Cast Iron Skillet Chicken Legs
In a small bowl combine the salt garlic powder and pepper then sprinkle over the meat on both sides.
Cast iron skillet chicken legs. Chicken legs also called leg quarters are a great cut for baking in a cast-iron pan. Preheat oven to 350F 180C. How to make onion chicken.
Place your chicken in the cast iron skillet. Heat large cast-iron skillet over medium-high heat. Cover the skillet with a wire splatter screen to prevent excess.
A cast iron skillet is a great choice for pan-frying chicken legs because of its excellent heat retention but you can use any skillet thats large enough to hold the chicken without crowding. In a large cast iron skillet add a good drizzle of extra virgin olive oil about 2 tablespoons or so. Have a pair of tongs handy for turning the chicken.
Once dried season them with garlic onion salt and pepper. Frying chicken legs in a pan is a standard affair in our house. Tajín spice optional 8 chicken legs bone-in skin-on rinsed and patted dry ¼ cup olive oil ½ cup apple cider vinegar ¼ cup barbecue sauce I use Rays No Sugar Added.
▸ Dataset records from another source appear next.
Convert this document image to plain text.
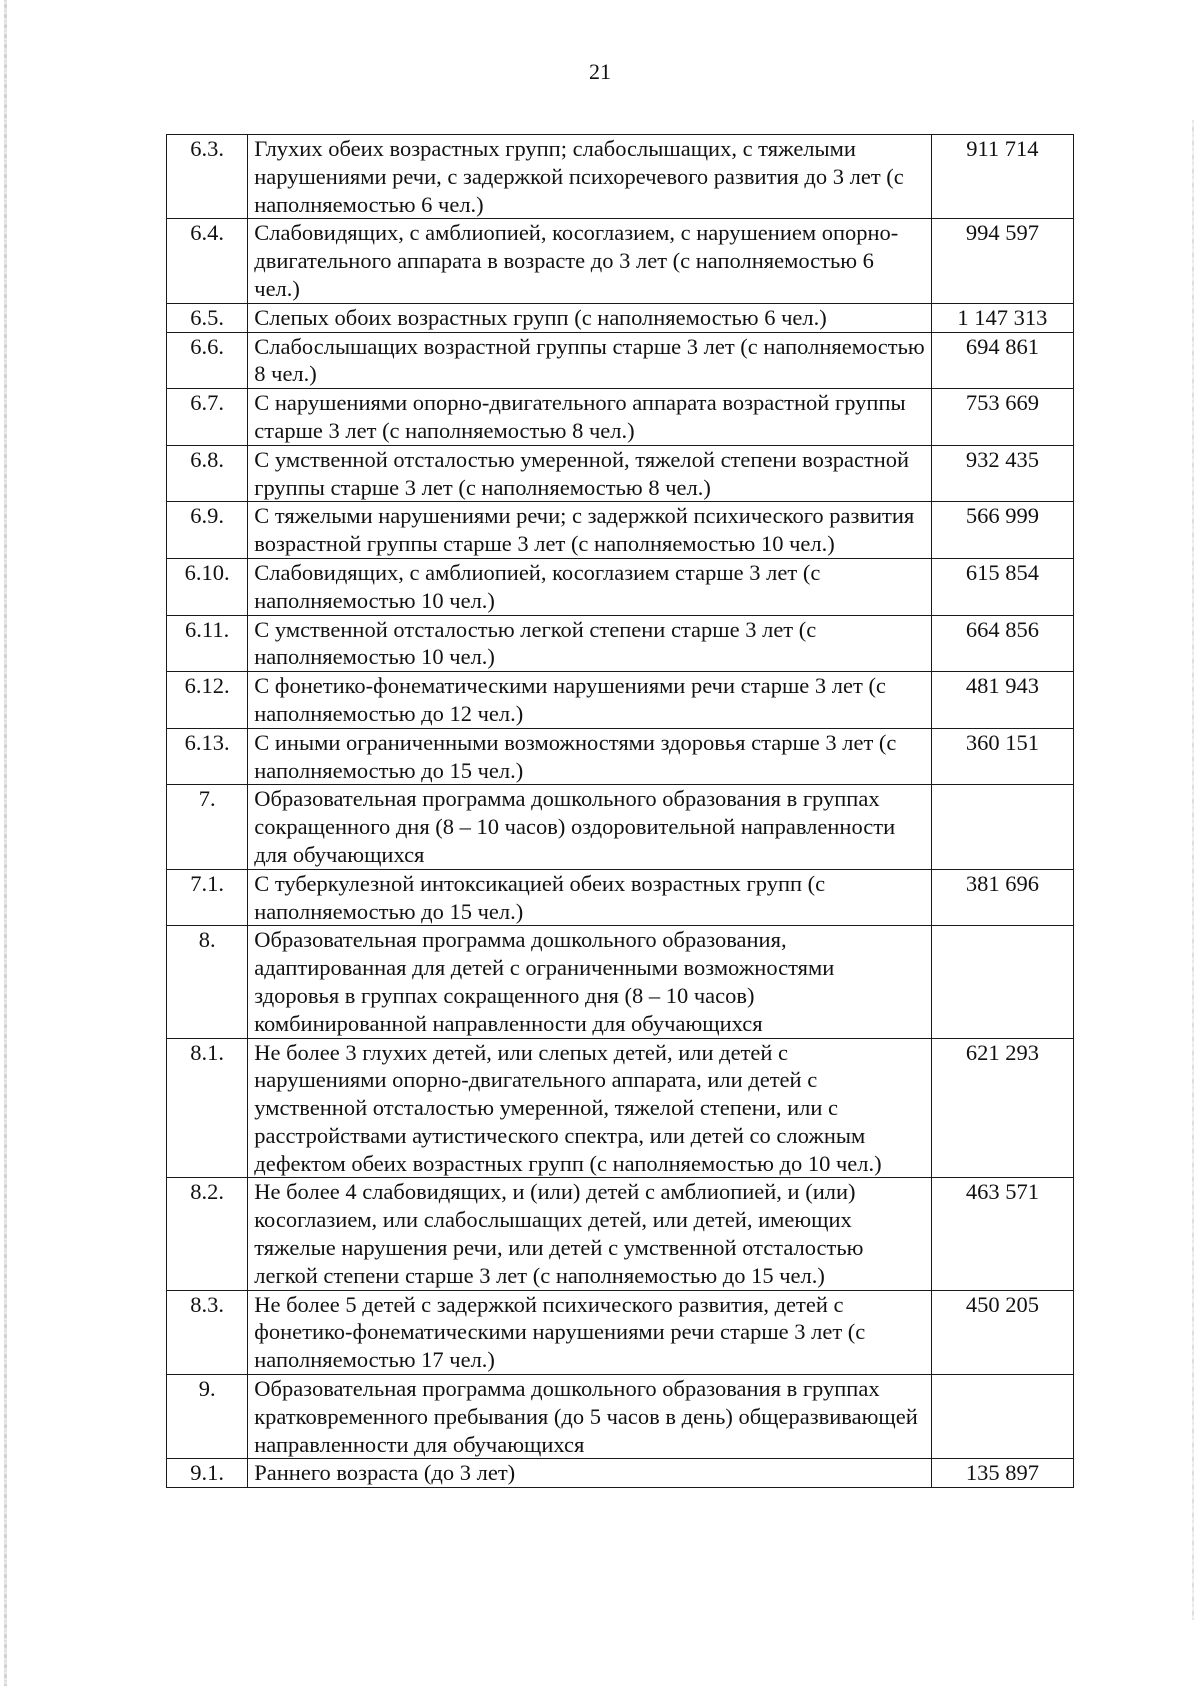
21
6.3.	Глухих обеих возрастных групп; слабослышащих, с тяжелыми нарушениями речи, с задержкой психоречевого развития до 3 лет (с наполняемостью 6 чел.)	911 714
6.4.	Слабовидящих, с амблиопией, косоглазием, с нарушением опорно-двигательного аппарата в возрасте до 3 лет (с наполняемостью 6 чел.)	994 597
6.5.	Слепых обоих возрастных групп (с наполняемостью 6 чел.)	1 147 313
6.6.	Слабослышащих возрастной группы старше 3 лет (с наполняемостью 8 чел.)	694 861
6.7.	С нарушениями опорно-двигательного аппарата возрастной группы старше 3 лет (с наполняемостью 8 чел.)	753 669
6.8.	С умственной отсталостью умеренной, тяжелой степени возрастной группы старше 3 лет (с наполняемостью 8 чел.)	932 435
6.9.	С тяжелыми нарушениями речи; с задержкой психического развития возрастной группы старше 3 лет (с наполняемостью 10 чел.)	566 999
6.10.	Слабовидящих, с амблиопией, косоглазием старше 3 лет (с наполняемостью 10 чел.)	615 854
6.11.	С умственной отсталостью легкой степени старше 3 лет (с наполняемостью 10 чел.)	664 856
6.12.	С фонетико-фонематическими нарушениями речи старше 3 лет (с наполняемостью до 12 чел.)	481 943
6.13.	С иными ограниченными возможностями здоровья старше 3 лет (с наполняемостью до 15 чел.)	360 151
7.	Образовательная программа дошкольного образования в группах сокращенного дня (8 – 10 часов) оздоровительной направленности для обучающихся	
7.1.	С туберкулезной интоксикацией обеих возрастных групп (с наполняемостью до 15 чел.)	381 696
8.	Образовательная программа дошкольного образования, адаптированная для детей с ограниченными возможностями здоровья в группах сокращенного дня (8 – 10 часов) комбинированной направленности для обучающихся	
8.1.	Не более 3 глухих детей, или слепых детей, или детей с нарушениями опорно-двигательного аппарата, или детей с умственной отсталостью умеренной, тяжелой степени, или с расстройствами аутистического спектра, или детей со сложным дефектом обеих возрастных групп (с наполняемостью до 10 чел.)	621 293
8.2.	Не более 4 слабовидящих, и (или) детей с амблиопией, и (или) косоглазием, или слабослышащих детей, или детей, имеющих тяжелые нарушения речи, или детей с умственной отсталостью легкой степени старше 3 лет (с наполняемостью до 15 чел.)	463 571
8.3.	Не более 5 детей с задержкой психического развития, детей с фонетико-фонематическими нарушениями речи старше 3 лет (с наполняемостью 17 чел.)	450 205
9.	Образовательная программа дошкольного образования в группах кратковременного пребывания (до 5 часов в день) общеразвивающей направленности для обучающихся	
9.1.	Раннего возраста (до 3 лет)	135 897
Add the chicken legs and sear for 3 to 5 minutes per side or until golden brown. They have plenty of skin to crisp up thanks to the conjoining thigh and drumstick. Heat 2 tablespoons of vegetable oil in a skillet on medium-high heat.
After boiling rinse the chicken legs under cold running water until the water runs clear. Add oil and sear chicken skin side down until golden brown about 5. Heat your cast iron skillet over medium heat add Fat.